UAE's water and wastewater market is set to more than double by 2015, according to a new research by Frost & Sullivan. The study noted that UAE's water and wastewater sector has found that the market recorded revenues of $2.75 billion through 2011, with the market forecast to grow to $5.61 billion by 2015. The research suggests that population growth of 3.28 percent annually and rapid economic development has put increasing pressure on existing water and wastewater resources.
The current total installed capacity for desalination in the UAE stands at 8.9 million liters per day (MLD), with the report's writers anticipating that privatization will increase the rate of new projects coming online.
The government is also targeting 100 percent water connectivity to all UAE residents by the end of this year, boosting water distribution investment.
"The rise in oil prices facilitates investments in the infrastructure of water and wastewater projects. If oil prices remain firm, the UAE is likely to record surplus revenue, which can be utilized for economic diversification," the report added.
The UAE's infrastructure industry grew by more than 3.3 percent through 2010, with cities including Dubai and Sharjah looking at "smart city" projects, and the Northern Emirates recording significant real estate growth.
The research indicates that participants in the water market are likely to resort to competitive pricing to standout, with low product differentiation in the sector. UAE customers are said to be "highly price sensitive" and expect water treatment systems to be fully compliant with their needs and specifications.
According to the Environment Agency Abu Dhabi, 72 percent of water used in the UAE comes from groundwater, 21 percent comes from desalination and only 7 percent is treated water.

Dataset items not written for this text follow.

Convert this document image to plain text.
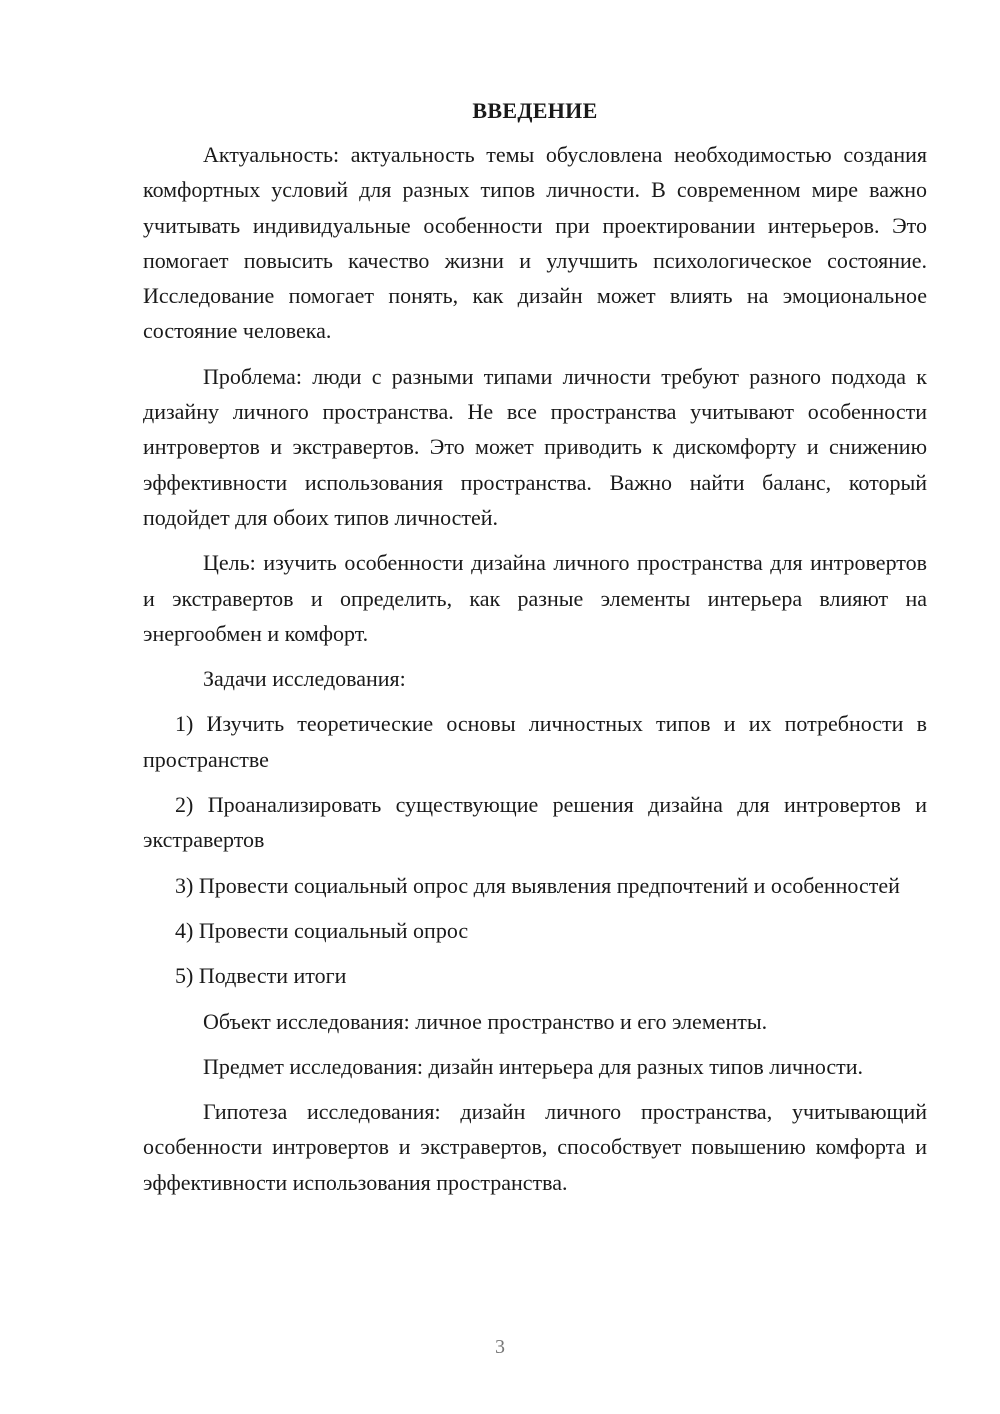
ВВЕДЕНИЕ

Актуальность: актуальность темы обусловлена необходимостью создания комфортных условий для разных типов личности. В современном мире важно учитывать индивидуальные особенности при проектировании интерьеров. Это помогает повысить качество жизни и улучшить психологическое состояние. Исследование помогает понять, как дизайн может влиять на эмоциональное состояние человека.

Проблема: люди с разными типами личности требуют разного подхода к дизайну личного пространства. Не все пространства учитывают особенности интровертов и экстравертов. Это может приводить к дискомфорту и снижению эффективности использования пространства. Важно найти баланс, который подойдет для обоих типов личностей.

Цель: изучить особенности дизайна личного пространства для интровертов и экстравертов и определить, как разные элементы интерьера влияют на энергообмен и комфорт.

Задачи исследования:

1) Изучить теоретические основы личностных типов и их потребности в пространстве

2) Проанализировать существующие решения дизайна для интровертов и экстравертов

3) Провести социальный опрос для выявления предпочтений и особенностей

4) Провести социальный опрос

5) Подвести итоги

Объект исследования: личное пространство и его элементы.

Предмет исследования: дизайн интерьера для разных типов личности.

Гипотеза исследования: дизайн личного пространства, учитывающий особенности интровертов и экстравертов, способствует повышению комфорта и эффективности использования пространства.

3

The UAE is listed by the United Nations as a high-rank country when it comes to water stress, a situation which occurs when the availability of water is not in balance with the demand for water.
In the UAE, per capita water usage is 550 liters per person per day, as compared to a global national average of 250 liters per person each day. While resources are limited, the UAE has one of the highest water consumption rates in the world.